Profissionais da área de comportamento infantil explicam que as meninas nem sempre sentem liberdade para abrir certos assuntos com as mães, já que a relação pode envolver expectativas, responsabilidades familiares e receios de desagradar. As tias, por outro lado, costumam ocupar um espaço afetivo diferente, com menos cobranças e mais escuta ativa, o que favorece diálogos sinceros sobre temas sensíveis como identidade, corpo, amizades, autoestima, relacionamentos e escolhas pessoais.

O psicólogo Steve Biddulph, autor de “10 Things Girls Need Most”, observa que tias podem oferecer um tipo de apoio que, em muitos casos, se torna mais eficaz. Ele afirma que essa figura proporciona um ambiente acolhedor, sereno e aberto a confidências, ajudando as meninas a expressarem medos e dúvidas sem o peso de julgamentos imediatos. Esse acolhimento fortalece a saúde emocional das adolescentes, reduz o risco de isolamento e reforça a sensação de pertencimento dentro da família.
Além do suporte emocional, as tias contribuem para a construção de valores, ajudam na percepção de limites e funcionam como modelos de vida reais e inspiradores. Cada conversa, passeio ou momento compartilhado é capaz de influenciar escolhas futuras e fortalecer a confiança das jovens em seu próprio caminho. Em muitos casos, a tia é a primeira pessoa a perceber mudanças de comportamento e a oferecer orientação sem pressões desnecessárias.

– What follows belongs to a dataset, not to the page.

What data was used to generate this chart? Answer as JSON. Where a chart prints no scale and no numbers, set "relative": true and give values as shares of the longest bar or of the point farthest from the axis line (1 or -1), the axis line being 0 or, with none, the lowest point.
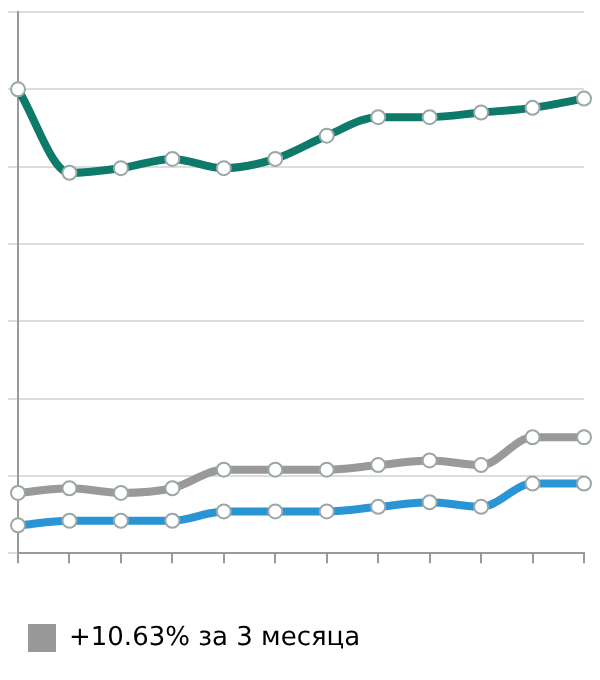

A presença de uma tia engajada também ajuda a distribuir o peso das responsabilidades familiares. Isso traz mais leveza para as mães e cria uma rede de apoio mais sólida. Para as meninas, essa rede amplia o círculo de proteção e afeto, deixando claro que elas não estão sozinhas ao enfrentar a complexidade da fase adolescente.
Por tudo isso, especialistas reforçam que incentivar o vínculo com as tias é um gesto que traz benefícios duradouros. A convivência fortalece a saúde mental das jovens, estimula autonomia, melhora a autoestima e cria uma base emocional segura para a vida adulta.